There are several ways to invest in commodities:
1.
Futures: This is where we take a leveraged position in a commodity contract at a current forward price for delivery of physical commodity at some future date.
2.
Exchange Traded Options (ETOs): These are rights to buy (call options) or sell (put options) in an underlying financially traded commodity at a certain price, with an OPTION to exercise that contract at a future date. You can hold the contract to maturity, or you can trade it in the secondary options market. Either way, you will be looking to retain a premium over the upfront price you paid for the option + the strike price (paid on maturity), so that you can retain a capital gain. The reference price is of course the underlying security - in this case the commodity price.
3.
Contracts for difference: There are a number of financial intermediaries offering contracts for difference (CFDs). These market makers are effectively creating a market that mirrors the a primary market where 'physically traded' positions are taken. There are a range of vendors, eg. CMC Plc, Saxobank, HSBC, etc. Many of these companies dont just trade commodities, but forex, equities and indices as well, all on generous leverage.
4.
Stocks: There is the opportunity of course to buy stocks in companies that produce metal, or companies with projects that intend to produce metals. Stocks are considered harder because you have to understand the merits of individual stocks, and thats a more laborious proposition. But the implication is that because the 'devil is in the detail', so are the opportunities. Its common to find stocks which are underpriced, particularly at the speculative (small stock) end of the market. Researching on these companies tends to be less well-supported by brokers with the advent of discount, online brokers. The rise of independent research houses however might change that.
5.
Company options: In some markets there are listed, often long-dated options in mining companies that present a very attractive exposure to the underlying security. Maturities might be as little as a few months, or as long as 5 years.
6.
Exchange Traded Funds: There are exchange-listed funds that invest in commodities, blue chip or more speculative emerging producers. Resource funds tend to invest in stocks with no leverage, however its prudent to determine if your commodity investment fund is using leverage to take positions, and also just how actively they trade positions. Are they passive or active managers? Some combination might be best. A pure trading fund will be more risky. A passive fund would be risky if your timing is wrong and leverage is high.

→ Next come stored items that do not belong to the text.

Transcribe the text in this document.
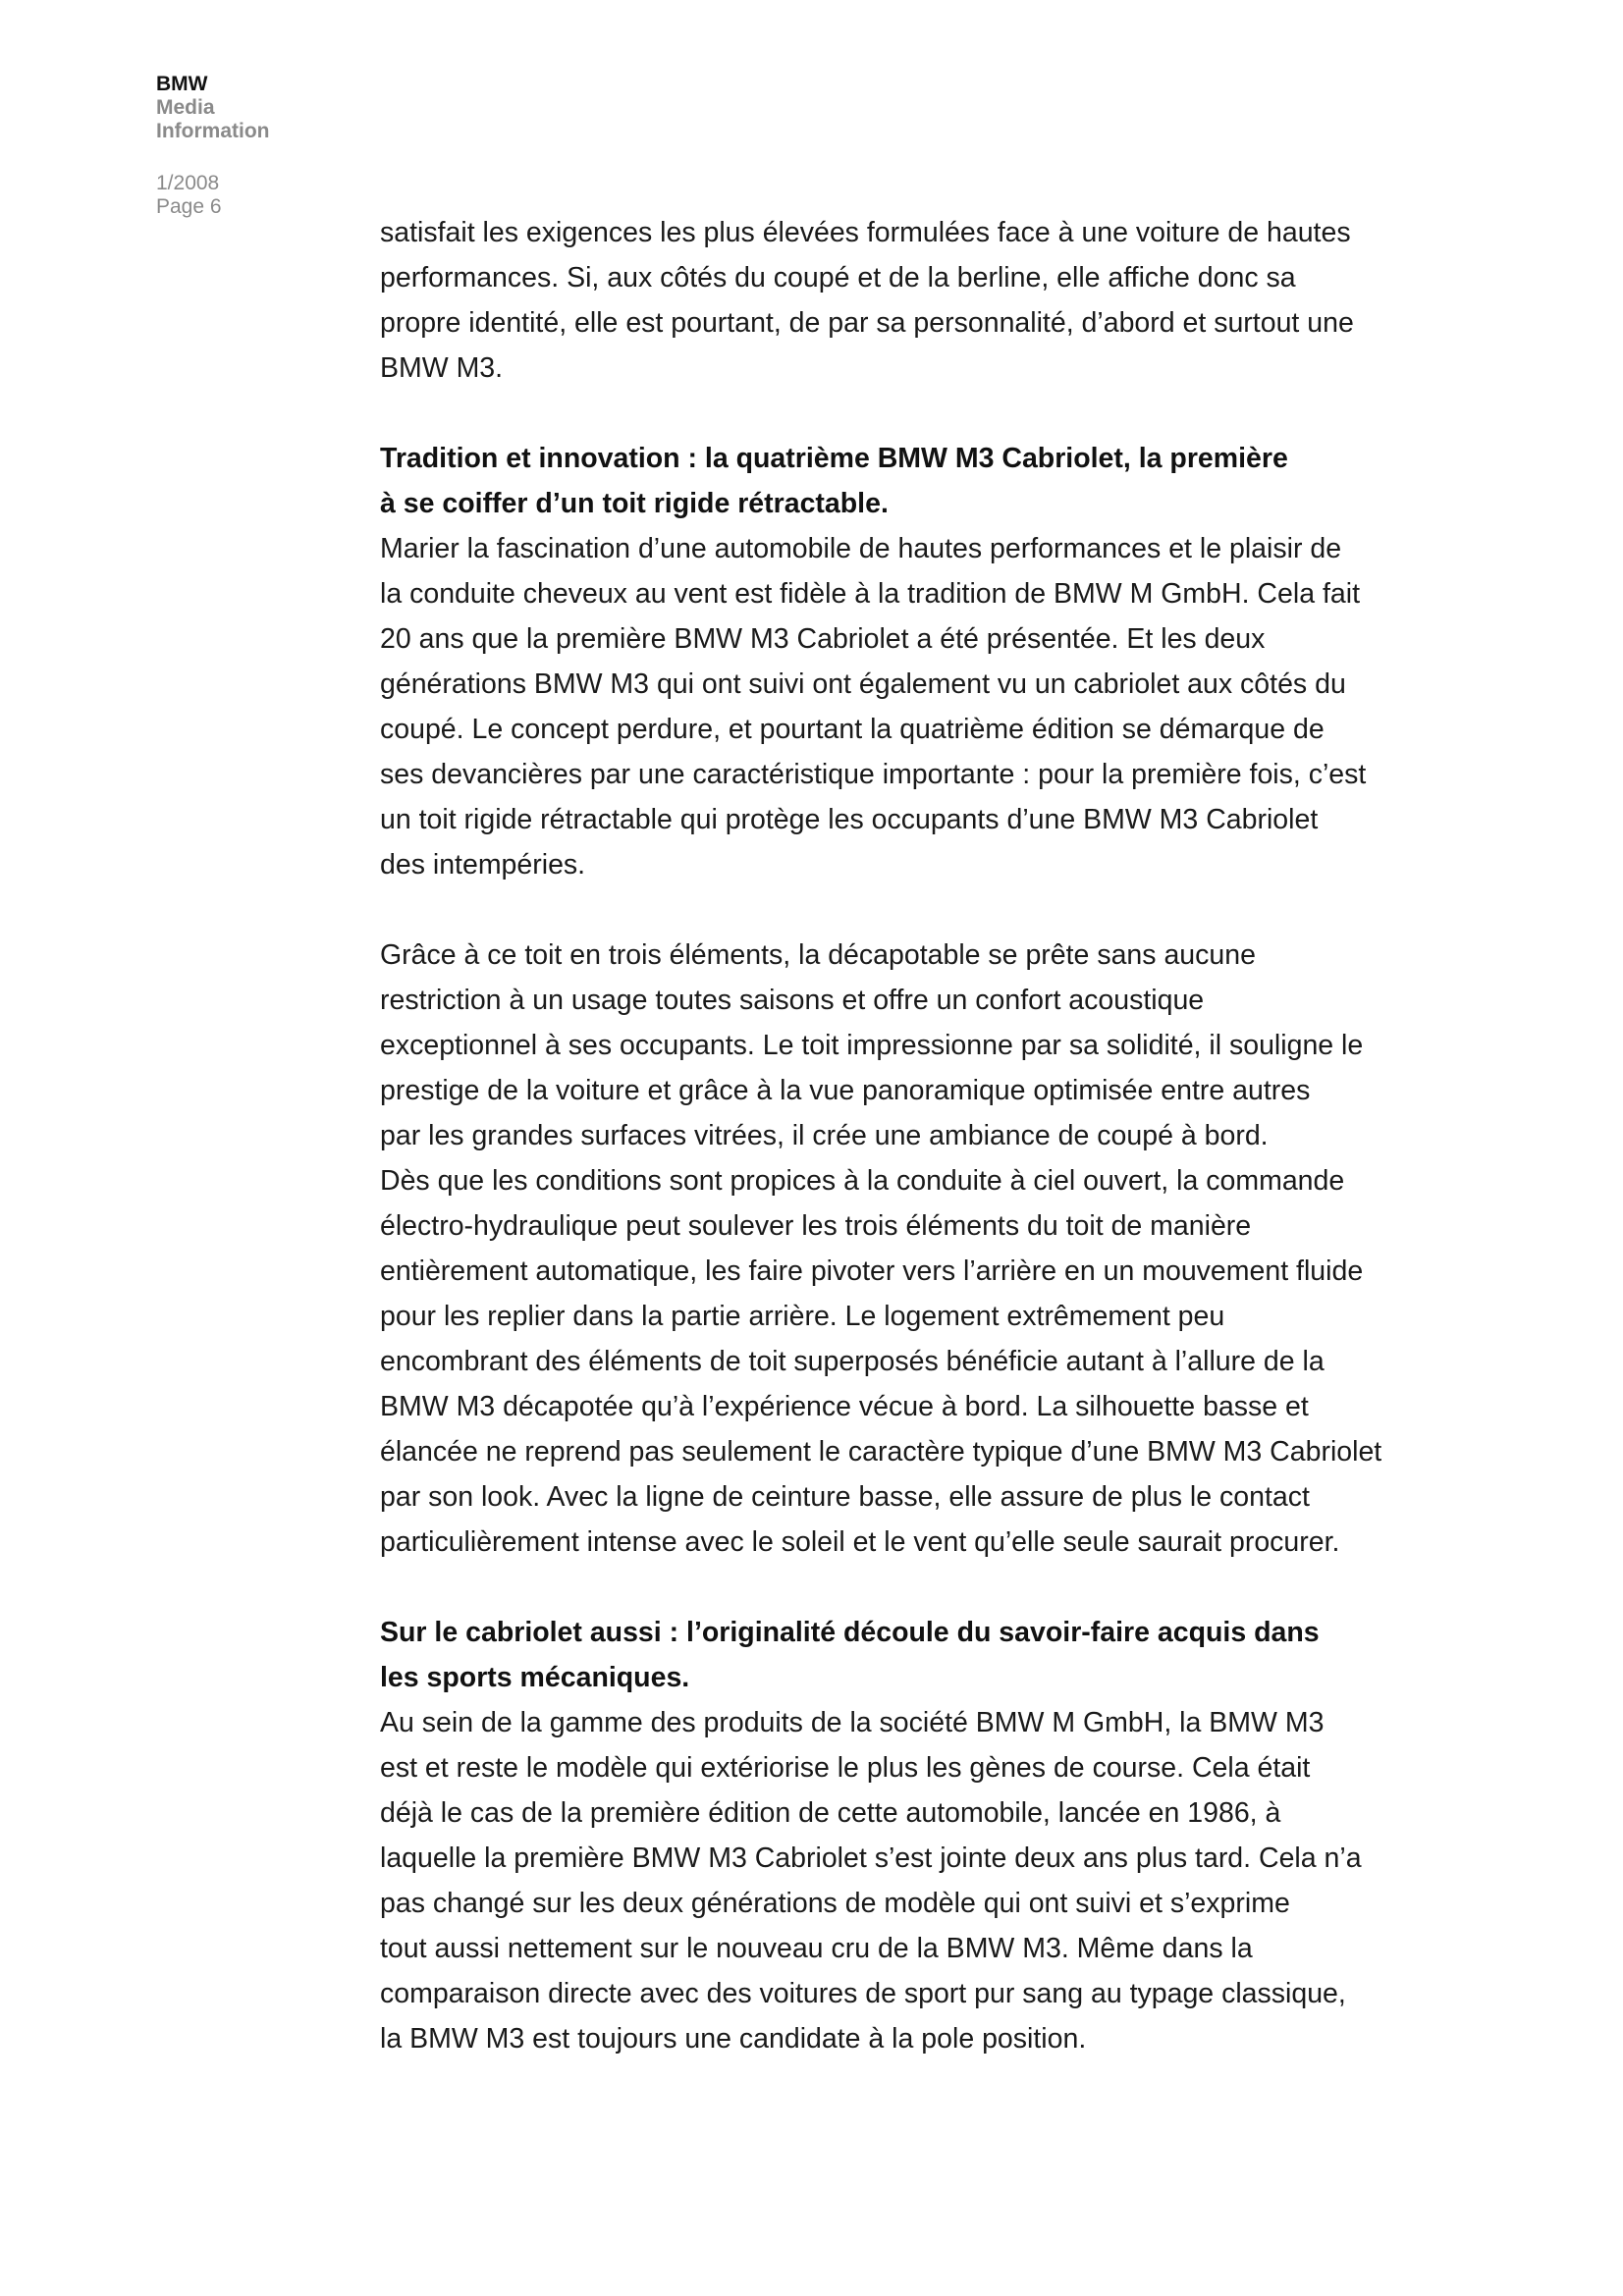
BMW
Media
Information
1/2008
Page 6
satisfait les exigences les plus élevées formulées face à une voiture de hautes
performances. Si, aux côtés du coupé et de la berline, elle affiche donc sa
propre identité, elle est pourtant, de par sa personnalité, d’abord et surtout une
BMW M3.
Tradition et innovation : la quatrième BMW M3 Cabriolet, la première
à se coiffer d’un toit rigide rétractable.
Marier la fascination d’une automobile de hautes performances et le plaisir de
la conduite cheveux au vent est fidèle à la tradition de BMW M GmbH. Cela fait
20 ans que la première BMW M3 Cabriolet a été présentée. Et les deux
générations BMW M3 qui ont suivi ont également vu un cabriolet aux côtés du
coupé. Le concept perdure, et pourtant la quatrième édition se démarque de
ses devancières par une caractéristique importante : pour la première fois, c’est
un toit rigide rétractable qui protège les occupants d’une BMW M3 Cabriolet
des intempéries.
Grâce à ce toit en trois éléments, la décapotable se prête sans aucune
restriction à un usage toutes saisons et offre un confort acoustique
exceptionnel à ses occupants. Le toit impressionne par sa solidité, il souligne le
prestige de la voiture et grâce à la vue panoramique optimisée entre autres
par les grandes surfaces vitrées, il crée une ambiance de coupé à bord.
Dès que les conditions sont propices à la conduite à ciel ouvert, la commande
électro-hydraulique peut soulever les trois éléments du toit de manière
entièrement automatique, les faire pivoter vers l’arrière en un mouvement fluide
pour les replier dans la partie arrière. Le logement extrêmement peu
encombrant des éléments de toit superposés bénéficie autant à l’allure de la
BMW M3 décapotée qu’à l’expérience vécue à bord. La silhouette basse et
élancée ne reprend pas seulement le caractère typique d’une BMW M3 Cabriolet
par son look. Avec la ligne de ceinture basse, elle assure de plus le contact
particulièrement intense avec le soleil et le vent qu’elle seule saurait procurer.
Sur le cabriolet aussi : l’originalité découle du savoir-faire acquis dans
les sports mécaniques.
Au sein de la gamme des produits de la société BMW M GmbH, la BMW M3
est et reste le modèle qui extériorise le plus les gènes de course. Cela était
déjà le cas de la première édition de cette automobile, lancée en 1986, à
laquelle la première BMW M3 Cabriolet s’est jointe deux ans plus tard. Cela n’a
pas changé sur les deux générations de modèle qui ont suivi et s’exprime
tout aussi nettement sur le nouveau cru de la BMW M3. Même dans la
comparaison directe avec des voitures de sport pur sang au typage classique,
la BMW M3 est toujours une candidate à la pole position.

When you consider investing in these options, you should consider the following:
1. What is your risk-reward ratio? How much are you prepared to risk loosing in order to gain X%.
2. What is your market knowledge?
3. How much leverage exposure is prudent? What is the downside given the highly leveraged economy, quite apart from your own finances.
Other facts to consider:
1.
Commodity choices: There are relatively few metals that can actually be traded. Gold, silver, palladium, platinum on the Comex exchange and lead, copper, zinc, aluminium, nickel on the London Metals Exchange (LME). Other metals are not traded in such terminal markets, so you would need to buy stocks to gain exposure to these markets.
2.
Trading platforms: Commodities trading has only become popular in recent years, so the market for trading platforms is not well developed.
3.
Volatility: Commodity prices can be very volatile markets when they are in-play because the size of these markets is very small compared to the equity & bond markets, particularly since derivative contracts in these markets often carry larger positions than the physical markets that underpin them.
Best market to tradeThe best market to trade depends on personal circumstances. If you are accustomed to options or futures trading, you might prefer that, since stocks might exposure you to a range of technical (mining) parameters that you dont understand. Alternatively, you might decide to buy a range of stocks to reduce this risk exposure. Regardless of the market you trade, everything in life carries a risk. If you opt out of life's challenges, you present yourself with a equally daunting financial risk. In conclusion, risk is not avoided, its managed. There is no fixed 'risk exposure'. Risk is a personal factor. You can't say options are risky or not, it depends on your level of preparedness. There is the perception that you are 100% exposed with options, but you retain at least some tangible asset with stocks....but there are always exceptionsd. Big companies are promoted as safer than small companies, but its not always the case. Test those market assumptions that you accept. I've invested in small companies sitting on $5mil in cash but the market places a value of $2-3mil on their listing....which in itself could be worth $3-5mil for a company in a hurry to get listed.